Jérémy Desplanches a disputé dimanche aux Européens de Belgrade son ultime 200 m 4 nages. Trois ans après s'être paré de bronze à Tokyo, il n'est pas parvenu à accrocher la limite qualificative pour les JO 2024. Cet échec, forcément cruel pour un nageur qui voulait conclure en beauté son immense carrière à Paris, marque la fin d'une ère.
Le 30 juillet 2021 à Tokyo, le vice-champion du monde 2019 avait claqué un chrono de grande classe – 1'56''17 – qui fait toujours de lui le 19e performeur de l'histoire. Les 1'57''94 qu'il savait déjà devoir réaliser pour être du voyage à Paris devaient n'être qu'une formalité pour le grand blond.
«C'est une médaille incroyable. Mais elle me donne envie de bosser pour Paris», avait d'ailleurs déclaré Jérémy Desplanches à peine sorti du bassin à Tokyo, se projetant à la surprise de tous sur un nouveau cycle olympique après avoir conclu avec un an de retard – Covid oblige – le précédent.
«Mais je ne dois pas faire l'erreur de foncer sans réfléchir. Je dois récupérer physiquement, et mentalement. Les dernières années étaient dures», avait-il sagement tempéré dans la foulée, conscient que rien n'était jamais acquis dans un sport où la discipline relève de l'ascèse.
Trois ans de galères
Mais les trois années qui ont suivi ne furent qu'une succession de galères. La décision de rejoindre le groupe de l'exigeant Philippe Lucas, après avoir quitté Nice et son mentor Fabrice Pellerin, fut peut-être l'un des éléments déclencheurs. Autant que le Covid-19, qui l'a mis KO alors qu'il peinait à trouver son rythme à Martigues.

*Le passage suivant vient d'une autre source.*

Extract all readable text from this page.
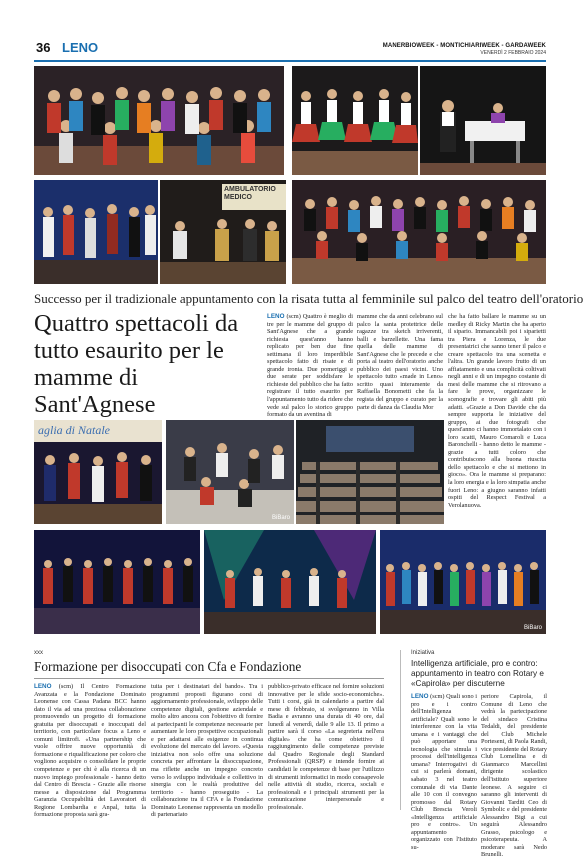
36 LENO	MANERBIOWEEK - MONTICHIARIWEEK - GARDAWEEK
VENERDÌ 2 FEBBRAIO 2024
AMBULATORIO MEDICO
Successo per il tradizionale appuntamento con la risata tutta al femminile sul palco del teatro dell'oratorio
Quattro spettacoli da tutto esaurito per le mamme di Sant'Agnese
LENO (scm) Quattro è meglio di tre per le mamme del gruppo di Sant'Agnese che a grande richiesta quest'anno hanno replicato per ben due fine settimana il loro imperdibile spettacolo fatto di risate e di grande ironia. Due pomeriggi e due serate per soddisfare le richieste del pubblico che ha fatto registrare il tutto esaurito per l'appuntamento tutto da ridere che vede sul palco lo storico gruppo formato da un aventina di
mamme che da anni celebrano sul palco la santa protettrice delle ragazze tra sketch irriverenti, balli e barzellette. Una fama quella delle mamme di Sant'Agnese che le precede e che porta al teatro dell'oratorio anche pubblico dei paesi vicini. Uno spettacolo tutto «made in Leno» scritto quasi interamente da Raffaella Bonometti che fa la regista del gruppo e curato per la parte di danza da Claudia Mor
che ha fatto ballare le mamme su un medley di Ricky Martin che ha aperto il sipario. Immancabili poi i siparietti tra Piera e Lorenza, le due presentatrici che sanno tener il palco e creare spettacolo tra una scenetta e l'altra. Un grande lavoro frutto di un affiatamento e una complicità coltivati negli anni e di un impegno costante di mesi delle mamme che si ritrovano a fare le prove, organizzare le scenografie e trovare gli abiti più adatti. «Grazie a Don Davide che da sempre supporta le iniziative del gruppo, ai due fotografi che quest'anno ci hanno immortalato con i loro scatti, Mauro Comaroli e Luca Baronchelli - hanno detto le mamme - grazie a tutti coloro che contribuiscono alla buona riuscita dello spettacolo e che si mettono in gioco». Ora le mamme si preparano: la loro energia e la loro simpatia anche fuori Leno: a giugno saranno infatti ospiti del Respect Festival a Verolanuova.
aglia di Natale
BiBaro
BiBaro
xxx
Formazione per disoccupati con Cfa e Fondazione
LENO (scm) Il Centro Formazione Avanzata e la Fondazione Dominato Leonense con Cassa Padana BCC hanno dato il via ad una preziosa collaborazione promuovendo un progetto di formazione gratuita per disoccupati e inoccupati del territorio, con particolare focus a Leno e comuni limitrofi. «Una partnership che vuole offrire nuove opportunità di formazione e riqualificazione per coloro che vogliono acquisire o consolidare le proprie competenze e per chi è alla ricerca di un nuovo impiego professionale - hanno detto dal Centro di Brescia - Grazie alle risorse messe a disposizione dal Programma Garanzia Occupabilità dei Lavoratori di Regione Lombardia e Anpal, tutta la formazione proposta sarà gra-
tuita per i destinatari del bando». Tra i programmi proposti figurano corsi di aggiornamento professionale, sviluppo delle competenze digitali, gestione aziendale e molto altro ancora con l'obiettivo di fornire ai partecipanti le competenze necessarie per aumentare le loro prospettive occupazionali e per adattarsi alle esigenze in continua evoluzione del mercato del lavoro. «Questa iniziativa non solo offre una soluzione concreta per affrontare la disoccupazione, ma riflette anche un impegno concreto verso lo sviluppo individuale e collettivo in sinergia con le realtà produttive del territorio - hanno proseguito - La collaborazione tra il CFA e la Fondazione Dominato Leonense rappresenta un modello di partenariato
pubblico-privato efficace nel fornire soluzioni innovative per le sfide socio-economiche». Tutti i corsi, già in calendario a partire dal mese di febbraio, si svolgeranno in Villa Badia e avranno una durata di 40 ore, dal lunedì al venerdì, dalle 9 alle 13. Il primo a partire sarà il corso «La segreteria nell'era digitale» che ha come obiettivo il raggiungimento delle competenze previste dal Quadro Regionale degli Standard Professionali (QRSP) e intende fornire ai candidati le competenze di base per l'utilizzo di strumenti informatici in modo consapevole nelle attività di studio, ricerca, sociali e professionali e i principali strumenti per la comunicazione interpersonale e professionale.
Iniziativa
Intelligenza artificiale, pro e contro: appuntamento in teatro con Rotary e «Capirola» per discuterne
LENO (scm) Quali sono i pro e i contro dell'Intelligenza artificiale? Quali sono le interferenze con la vita umana e i vantaggi che può apportare una tecnologia che simula i processi dell'intelligenza umana? Interrogativi di cui si parlerà domani, sabato 3 nel teatro comunale di via Dante alle 10 con il convegno promosso dal Rotary Club Brescia Veroli «Intelligenza artificiale pro e contro». Un appuntamento organizzato con l'Istituto su-
periore Capirola, il Comune di Leno che vedrà la partecipazione del sindaco Cristina Tedaldi, del presidente del Club Michele Porteseni, di Paola Randi, vice presidente del Rotary Club Lomellina e di Gianmarco Marcellini dirigente scolastico dell'istituto superiore leonese. A seguire ci saranno gli interventi di Giovanni Tarditi Ceo di Symbolic e del presidente Alessandro Bigi a cui seguirà Alessandro Grasso, psicologo e psicoterapeuta. A moderare sarà Nedo Brunelli.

Sur le papier, l'association entre les deux hommes était pourtant prometteuse. Autant chambreur que Lucas, Jérémy Desplanches avait besoin de se faire violence pour espérer poursuivre sa progression après sept ans passés à Nice. Son épouse Charlotte Bonnet a d'ailleurs parfaitement su se relancer après des JO 2021 manqués.
Mais, et il ne l'a concédé que récemment, le Genevois de bientôt 30 ans avait surestimé sa résilience après sa médaille de Tokyo, qui était déjà une fin en soi. Victime notamment d'une mononucléose et surtout d'un «burn-out», il n'a jamais pu atteindre le pic de forme dont il avait besoin au moment opportun.
Homme des grands rendez-vous entre 2018 – année de son titre européen – et 2021, Jérémy Desplanches a ainsi manqué quatre fois le coche depuis 2022: 4e des Européens 2022 à Rome, il a échoué en demi-finales des Championnats du monde tant en 2023 à Budapest qu'en février dernier, en se montrant à chaque fois plus rapide en séries.
Le Genevois, qui se sentait alors incapable de tenir le choc sur trois courses en l'espace de deux jours, avait décidé de tout donner dès les séries matinales. Mais il n'a fait que flirter avec la limite olympique lors de ces courses habituellement de rodage: 1'58''00 à Budapest et 1'58''17 à Doha il y a quelques mois.
Trop tard
Son échec qatari, survenu alors qu'il venait de rejoindre le coach Clément Bailly à Genève, l'a piqué au vif. Il est alors passé en mode commando, renouant avec la micronutrition et perdant 5 kilos pour retrouver son poids de forme. Mais il était trop tard, et le chronomètre a rendu un nouveau verdict impitoyable à Belgrade.
Jérémy Desplanches est «vexé» d'avoir raté cet objectif, il l'a avoué. Comme il l'a rappelé dimanche, il s'agit maintenant de repenser aux nombreux grands moments vécus tout en n'oubliant pas les tuiles et les 4es places. Il s'agit aussi de préparer au mieux ses troisièmes JO, dernier rendez-vous de sa vie de sportif d'élite.
A Paris, celui qui détient aussi le record de Suisse du 100 m brasse devra se contenter d'être aligné en relais (4x100 m 4 nages, voire 4x200 libre). Il jouera une dernière fois le rôle de «grand frère» pour la nouvelle génération gagnante de la natation suisse, à laquelle il a montré la voie à suivre.